The matrix is $A \ =\begin{pmatrix} 7 & 1 & 3 & -2\\ -2 & 1 & -12 & -1 \\ 1 & 16 & -4 & a \\ 2 & 4 & 2 & 2 \\ \end{pmatrix}$
Where $\det(A)\lt 2012$
I have tried reducing the first columns to 0's to reduce it to a $3\times3$ determinant. When I do that it gets messy fast.
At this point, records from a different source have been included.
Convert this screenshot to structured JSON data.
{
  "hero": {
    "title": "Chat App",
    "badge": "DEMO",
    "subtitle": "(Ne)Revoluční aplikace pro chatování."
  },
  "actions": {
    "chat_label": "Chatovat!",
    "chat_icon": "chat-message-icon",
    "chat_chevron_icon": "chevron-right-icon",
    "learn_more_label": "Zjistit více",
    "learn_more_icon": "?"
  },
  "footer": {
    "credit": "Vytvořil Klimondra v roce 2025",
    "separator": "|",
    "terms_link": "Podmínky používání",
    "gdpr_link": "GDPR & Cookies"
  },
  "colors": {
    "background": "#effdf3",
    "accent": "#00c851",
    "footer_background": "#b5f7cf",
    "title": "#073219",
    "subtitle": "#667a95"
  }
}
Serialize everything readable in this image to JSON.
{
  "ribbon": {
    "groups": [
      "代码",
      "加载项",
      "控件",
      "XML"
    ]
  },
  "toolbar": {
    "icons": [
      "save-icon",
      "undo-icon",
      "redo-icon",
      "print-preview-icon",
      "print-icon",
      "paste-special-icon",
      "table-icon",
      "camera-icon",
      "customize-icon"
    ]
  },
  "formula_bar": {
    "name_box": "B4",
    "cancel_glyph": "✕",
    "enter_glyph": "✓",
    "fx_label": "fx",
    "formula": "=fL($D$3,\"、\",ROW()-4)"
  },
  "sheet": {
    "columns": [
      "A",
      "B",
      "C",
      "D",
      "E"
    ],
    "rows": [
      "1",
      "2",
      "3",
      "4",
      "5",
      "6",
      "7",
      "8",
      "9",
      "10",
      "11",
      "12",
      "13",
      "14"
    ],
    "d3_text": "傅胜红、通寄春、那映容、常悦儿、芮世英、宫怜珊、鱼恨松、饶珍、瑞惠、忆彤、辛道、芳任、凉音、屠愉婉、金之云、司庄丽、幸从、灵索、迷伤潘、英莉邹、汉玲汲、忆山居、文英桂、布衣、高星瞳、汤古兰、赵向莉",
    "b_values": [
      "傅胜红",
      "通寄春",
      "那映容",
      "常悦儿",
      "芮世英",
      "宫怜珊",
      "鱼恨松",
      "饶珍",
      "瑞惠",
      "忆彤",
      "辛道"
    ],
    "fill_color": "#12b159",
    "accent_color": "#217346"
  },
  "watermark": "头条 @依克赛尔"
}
Is there a special method to solve this problem?
On
$A \ =\begin{pmatrix} 7 & 1 & 3 & -2\\ -2 & 1 & -12 & -1 \\ 1 & 16 & -4 & a \\ 2 & 4 & 2 & 2 \\ \end{pmatrix}\cong \begin{pmatrix} 13 & 1 & 5 & -5\\ -5 & 1 & -25 & -3 \\ -14 & 16 & -24 & 2a-16 \\ 0 & 4 & 0 & 0 \\ \end{pmatrix}$
S0, you would get $\det(A)=-4\det\begin{pmatrix} 13 & 5 & -5\\ -5 & -25 & -3 \\ -14 & -24 & 2a-16 \\ \end{pmatrix}$
Can you finish this and fill the gaps?
On
You can simplify this matrix and make the determinant less tedious by performing row operations and introducing some zeros:
$R_4 \rightarrow R_1 + R_4 $
$ R_1 \rightarrow R_1 -2R_2$
The above two operations gives the following matrix:
$$ \begin{pmatrix} 11 & -1 & 27 & 0 \\ -2 & 1 & -12 & -1\\ 1 & 16 & -4 & a\\ 9 & 5 & 5 & 0 \end{pmatrix}$$
$$ -1 \det\begin{bmatrix} 11 & -1 & 27\\ 1 & 16 & -4\\ 9 & 5 & 5 \end{bmatrix} - a \det\begin{bmatrix} 11 & -1 & 27\\ -2 & 1 & -12\\ 9 & 5 & 5 \end{bmatrix} $$
After computing, you get the following:
$$2612-300a < 2012$$
$$ a > 2$$
when $a = 2$, $\det A = 2012$
Not sure if there is any special trick, but you can kill off the $(1,4)$-th and $(4,4)$-th elements of $A$ easily using the second row. This leaves you two $3\times3$ determinants to compute, if you Laplace-expand $\det A$ along the last column.